CAL is not subject to these limitations. As new documents are received, they are simply incorporated into the collection and integrated according to the current ranking. As those documents are reviewed and coded through the continuous learning process, the ranking adjusts to reflect the new information. No effort is lost. Every previous judgment remains intact and every subsequent judgment further improves the ranking.

Bonus Question: How Easy Is It to Run Simultaneous TAR Projects?

Another benefit of CAL is the ability to run simultaneous TAR projects and generate useful results almost immediately, at any point during the review and with little to no additional setup. With TAR 1.0, the process is much more cumbersome. If your vendor does not allow you to easily and quickly implement simultaneous TAR projects, you are not using CAL to its fullest potential.

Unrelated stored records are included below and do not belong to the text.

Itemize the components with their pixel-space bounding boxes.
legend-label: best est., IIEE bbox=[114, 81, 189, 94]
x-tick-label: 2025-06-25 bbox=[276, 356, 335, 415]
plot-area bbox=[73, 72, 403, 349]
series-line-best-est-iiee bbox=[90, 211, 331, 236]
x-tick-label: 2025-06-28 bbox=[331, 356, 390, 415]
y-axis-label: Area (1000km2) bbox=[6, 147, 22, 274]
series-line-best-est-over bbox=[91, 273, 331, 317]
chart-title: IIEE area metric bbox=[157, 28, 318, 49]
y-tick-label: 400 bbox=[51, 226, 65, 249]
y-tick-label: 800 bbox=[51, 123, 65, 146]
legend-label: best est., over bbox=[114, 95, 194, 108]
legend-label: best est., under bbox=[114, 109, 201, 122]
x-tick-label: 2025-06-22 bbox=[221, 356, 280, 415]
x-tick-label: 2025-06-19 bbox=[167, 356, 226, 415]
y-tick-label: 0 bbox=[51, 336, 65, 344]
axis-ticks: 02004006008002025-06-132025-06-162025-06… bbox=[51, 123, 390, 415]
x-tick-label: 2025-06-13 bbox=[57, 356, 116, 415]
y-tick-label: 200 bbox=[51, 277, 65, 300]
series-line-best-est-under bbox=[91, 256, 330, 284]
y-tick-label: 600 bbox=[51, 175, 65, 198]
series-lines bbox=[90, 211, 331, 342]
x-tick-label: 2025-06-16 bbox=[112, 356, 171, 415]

Since review is training with CAL, very little is required to run simultaneous TAR projects covering different issues. Simply identify each of the pertinent issues and code the documents for each issue during review. The tool will use each judgment, and generate and maintain a separate ranking for each issue. Once you attain the review objective for one TAR project, you can focus on the next project. The existing ranking will make every successive project more efficient.

CAL can incorporate new TAR projects at any point during review and quickly generate results. Review and coding for a new project can start as soon as a new issue is identified. From that point forward, every review decision can include a judgment on the new issue. By focusing specifically on the new TAR project, review and training will quickly improve the ranking and return the best documents for further review.

TAR 1.0 is too cumbersome to do this effectively. With TAR 1.0, every project requires a separately coded control set against which to evaluate training. This makes simultaneous projects, especially new projects arising during review, difficult to implement.

CAL provides significant advantages over other TAR protocols, in both efficiency and effectiveness. So how can you be sure that your vendor is actually equipping your review project with all of the benefits of an efficient and effective CAL protocol? Just ask five simple questions— and throw in the bonus for good measure.